CY4700 Defensive Cyberspace Operations

This course explores joint doctrine for incident response and threat hunting in defensive cyber operations. It examines real world incidents to understand adversary attack paths in vulnerable Information Technology and Operational Technology networks that include Industrial Control Systems. Students evaluate analytical methods, network hardening, security controls, and automated solutions to halt malicious cyber activity. The course provides demonstrations and labs on industry AI-powered cyber defense platforms. PREREQUISITIES: CY3000 and CS3690; or consent of the instructor.

Prerequisite

CY3000 and CS3690; or consent of the instructor

Lecture Hours

Lab Hours

Offered

Winter and Summer Quarters

Statement Of Course Objectives

The purpose of this course is to provide information and experience in the multiple dimensions of defensive cyberspace operations. The course prepares you to serve as a cyber team leader or in an equivalent service or joint cyber defense related position. Through academic material, lectures, exercises, demonstrations and labs, the course will enhance your knowledge of defensive actions in the cyber domain.
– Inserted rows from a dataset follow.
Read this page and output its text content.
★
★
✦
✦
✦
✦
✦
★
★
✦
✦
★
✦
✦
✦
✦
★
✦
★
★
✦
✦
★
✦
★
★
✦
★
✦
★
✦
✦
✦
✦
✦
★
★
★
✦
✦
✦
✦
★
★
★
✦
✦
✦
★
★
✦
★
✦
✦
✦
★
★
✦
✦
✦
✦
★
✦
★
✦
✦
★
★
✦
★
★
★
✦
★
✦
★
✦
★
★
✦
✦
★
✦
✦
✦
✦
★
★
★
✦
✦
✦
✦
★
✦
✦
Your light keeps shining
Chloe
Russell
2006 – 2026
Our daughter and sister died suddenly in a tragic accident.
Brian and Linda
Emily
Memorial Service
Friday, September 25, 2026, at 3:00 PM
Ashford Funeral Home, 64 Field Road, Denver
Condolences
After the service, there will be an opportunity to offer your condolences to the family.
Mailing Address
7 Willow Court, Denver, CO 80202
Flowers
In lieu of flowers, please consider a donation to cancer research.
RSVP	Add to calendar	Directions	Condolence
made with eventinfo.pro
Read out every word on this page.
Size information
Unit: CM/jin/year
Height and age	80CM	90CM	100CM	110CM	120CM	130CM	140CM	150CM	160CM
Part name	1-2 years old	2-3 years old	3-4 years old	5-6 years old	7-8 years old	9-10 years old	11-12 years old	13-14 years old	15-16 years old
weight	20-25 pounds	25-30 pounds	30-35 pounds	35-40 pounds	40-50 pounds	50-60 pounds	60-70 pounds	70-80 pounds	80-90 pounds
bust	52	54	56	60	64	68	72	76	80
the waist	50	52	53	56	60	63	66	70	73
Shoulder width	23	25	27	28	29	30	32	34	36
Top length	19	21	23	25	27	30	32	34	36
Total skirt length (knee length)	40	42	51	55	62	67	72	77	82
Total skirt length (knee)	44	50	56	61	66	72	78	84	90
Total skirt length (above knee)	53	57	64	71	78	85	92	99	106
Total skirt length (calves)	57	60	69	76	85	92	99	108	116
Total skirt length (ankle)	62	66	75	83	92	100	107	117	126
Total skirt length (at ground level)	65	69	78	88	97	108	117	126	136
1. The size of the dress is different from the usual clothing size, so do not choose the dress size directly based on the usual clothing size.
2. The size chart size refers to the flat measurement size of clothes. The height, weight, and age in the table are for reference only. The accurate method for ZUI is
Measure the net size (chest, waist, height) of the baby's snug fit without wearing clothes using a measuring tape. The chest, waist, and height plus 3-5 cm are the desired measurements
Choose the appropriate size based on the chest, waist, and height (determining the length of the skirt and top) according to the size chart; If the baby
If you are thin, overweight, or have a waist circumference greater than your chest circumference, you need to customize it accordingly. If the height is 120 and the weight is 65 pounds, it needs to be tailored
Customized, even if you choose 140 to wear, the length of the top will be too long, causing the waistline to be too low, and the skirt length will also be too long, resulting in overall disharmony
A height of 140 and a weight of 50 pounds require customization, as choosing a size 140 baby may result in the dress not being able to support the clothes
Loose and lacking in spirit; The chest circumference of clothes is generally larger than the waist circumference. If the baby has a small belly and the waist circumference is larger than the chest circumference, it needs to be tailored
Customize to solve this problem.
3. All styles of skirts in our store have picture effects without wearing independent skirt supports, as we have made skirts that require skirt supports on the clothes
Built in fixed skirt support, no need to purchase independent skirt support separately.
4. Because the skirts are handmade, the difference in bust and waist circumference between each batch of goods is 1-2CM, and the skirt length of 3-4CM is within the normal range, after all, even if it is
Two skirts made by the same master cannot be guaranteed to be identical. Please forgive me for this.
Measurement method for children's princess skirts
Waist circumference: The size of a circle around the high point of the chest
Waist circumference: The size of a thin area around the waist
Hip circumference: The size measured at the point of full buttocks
Upon completion of the course, you will know how to detect, characterize, fix, contain, and clear malicious cyber activity.

Course Learning Outcomes

Upon completion of this course, the student will be able to:

Analyze adversary attack frameworks to defend against tactics and techniques in real-world military contexts.
Explain how analytic tools are used to emulate and discover adversary malicious cyber activity for incident analysis.
Describe and contrast how security controls and mitigations are used to harden networks and systems.
Assess and critique AI-powered cyber defensive platforms and playbooks integrated with cyber threat intelligence.
Demonstrate the ability to conduct independent research, write informed papers and present a group project on subjects directly related to the topics in the course.